Binomial name: Felis catus

A eukarayote is an organism whose cells have a membrane –bound nucleus.

Animalia (An Animal) is a multicellular, eukarayotic organism. They consume organic material, breathe oxygen, have myocytes(muscle cells that contract to produce force) and are able to move, sexually reproduce, and grow from a hollow sphere of cells, the blastula (an animal embryo in early development when it is a hollow ball of cells), during embryonic development.

Chordata (A Chordate) consists of any animal with a flexible rod supporting their back side, most of which being also vertebrates. All chordates possess, at some point as a baby or adult, five distinguishable characteristics. A notochord, a hollow dorsal nerve cord, and endostyle or thyroid, pharyngeal slits, and a post-anal tail.

·         A notochord is a flexible rod of cells that forms the supporting axis of the body.

·         A hollow dorsal nerve cord is a tube-like structure that runs along the back of animal, and forms the central nervous system. The hollow cavity is filled with cerebrospinal fluid. Alternatively, this is called the spinal cord.

·         An endostyle is a grooved organ in the pharynx (a passageway in the head and neck that is both part of the digestive and respiratory system) of some chordates that secretes mucus to trap food and aid in digestion. A filter-feeding tool consisting of parallel longitudinal folds projecting into the pharyngeal cavity.

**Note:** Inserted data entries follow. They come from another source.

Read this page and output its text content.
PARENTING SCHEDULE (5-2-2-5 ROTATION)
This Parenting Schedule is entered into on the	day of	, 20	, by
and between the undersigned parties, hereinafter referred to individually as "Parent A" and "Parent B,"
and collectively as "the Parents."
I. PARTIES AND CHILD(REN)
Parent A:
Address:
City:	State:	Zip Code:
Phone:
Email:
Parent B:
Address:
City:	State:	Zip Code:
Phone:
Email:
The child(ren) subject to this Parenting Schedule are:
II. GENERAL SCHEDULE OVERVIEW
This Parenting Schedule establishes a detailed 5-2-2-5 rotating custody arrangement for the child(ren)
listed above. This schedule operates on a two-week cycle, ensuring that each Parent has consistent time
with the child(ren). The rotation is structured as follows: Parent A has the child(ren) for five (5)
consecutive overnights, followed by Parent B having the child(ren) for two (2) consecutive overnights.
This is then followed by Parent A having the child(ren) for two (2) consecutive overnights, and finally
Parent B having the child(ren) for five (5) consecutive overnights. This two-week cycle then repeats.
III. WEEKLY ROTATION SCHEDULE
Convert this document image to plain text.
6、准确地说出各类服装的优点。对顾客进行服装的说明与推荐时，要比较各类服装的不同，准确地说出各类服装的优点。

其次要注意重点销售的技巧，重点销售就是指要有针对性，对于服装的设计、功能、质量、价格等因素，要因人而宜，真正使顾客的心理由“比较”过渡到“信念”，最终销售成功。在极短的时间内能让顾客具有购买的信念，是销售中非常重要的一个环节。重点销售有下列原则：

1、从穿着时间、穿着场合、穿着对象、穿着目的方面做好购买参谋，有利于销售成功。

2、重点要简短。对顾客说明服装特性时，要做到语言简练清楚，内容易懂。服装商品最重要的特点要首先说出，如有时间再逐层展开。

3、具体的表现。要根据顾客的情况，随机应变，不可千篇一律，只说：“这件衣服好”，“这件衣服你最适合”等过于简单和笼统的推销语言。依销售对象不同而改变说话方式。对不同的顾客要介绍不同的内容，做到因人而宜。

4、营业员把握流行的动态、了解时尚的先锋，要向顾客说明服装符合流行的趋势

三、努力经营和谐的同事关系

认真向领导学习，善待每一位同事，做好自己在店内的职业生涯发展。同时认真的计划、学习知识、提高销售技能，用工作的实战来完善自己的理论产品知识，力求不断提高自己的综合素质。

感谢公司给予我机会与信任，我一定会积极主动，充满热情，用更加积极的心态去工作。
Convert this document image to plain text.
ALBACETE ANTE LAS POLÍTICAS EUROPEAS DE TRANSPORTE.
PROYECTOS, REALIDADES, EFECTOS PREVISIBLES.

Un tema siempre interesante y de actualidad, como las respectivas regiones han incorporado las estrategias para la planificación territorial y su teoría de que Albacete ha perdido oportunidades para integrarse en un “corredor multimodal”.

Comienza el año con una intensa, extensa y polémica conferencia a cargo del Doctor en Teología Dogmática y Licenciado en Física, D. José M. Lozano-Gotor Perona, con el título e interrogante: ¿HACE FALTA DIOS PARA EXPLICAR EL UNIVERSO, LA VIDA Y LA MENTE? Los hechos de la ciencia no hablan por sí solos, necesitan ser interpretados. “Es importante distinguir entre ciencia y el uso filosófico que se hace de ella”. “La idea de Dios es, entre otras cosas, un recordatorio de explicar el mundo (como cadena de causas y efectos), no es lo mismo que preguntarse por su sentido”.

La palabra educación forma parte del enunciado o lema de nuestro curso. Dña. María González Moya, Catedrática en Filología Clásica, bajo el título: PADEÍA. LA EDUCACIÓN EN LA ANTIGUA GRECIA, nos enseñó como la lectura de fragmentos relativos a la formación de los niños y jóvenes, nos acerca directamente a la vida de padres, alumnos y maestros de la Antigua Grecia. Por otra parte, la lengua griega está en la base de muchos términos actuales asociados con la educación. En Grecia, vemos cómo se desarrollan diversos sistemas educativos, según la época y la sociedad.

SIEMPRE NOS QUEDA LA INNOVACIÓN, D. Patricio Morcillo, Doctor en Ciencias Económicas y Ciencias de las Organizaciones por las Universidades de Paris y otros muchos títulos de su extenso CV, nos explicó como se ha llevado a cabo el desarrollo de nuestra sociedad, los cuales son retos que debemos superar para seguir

·         A thyroid is a small butterfly shaped gland that makes thyroid hormone and calcitonin. It helps to regulate growth and metabolism.

·         A pharyngeal slit is an opening in the pharynx that allows water to pass in and out of the body, i.e. your mouth; gills

·         A post-anal tail is a tail that extends past the anus. Humans possess this tail in early stages of development, while still in utero.

Mammalia (a Mammal) is the class of vertebrates that possess mammary glands, a broad neocortex (the portion of the brain that controls sight and hearing), fur or hair, and 3 middle ear bones.  These bones are the malleus, the incus, and the stapes, also known as the hammer, the anvil, and the stirrup due to their shapes. These bones are separated from the outer ear by your eardrum. These perform important functions to help you hear. Mammals use sight and hearing as key sensory tools to navigate. Mammals often use an “up-and-down” motion with their spines for locomotion, not side to side. This is why dolphins and whales swim up and down, and fish swim side to side.  

Carnivora (carnivorans) are descendants of a late Paleocene radiation of mammals whose primitive food habits were carnivorous. This does not mean that all carnivorans are strictly carnivores. While a lot of physical descriptors can vary, all members of carnivora have simple stomachs. They are considered generally intelligent with relatively large brains. Their fur can be any color, but is usually thick and multi-layered.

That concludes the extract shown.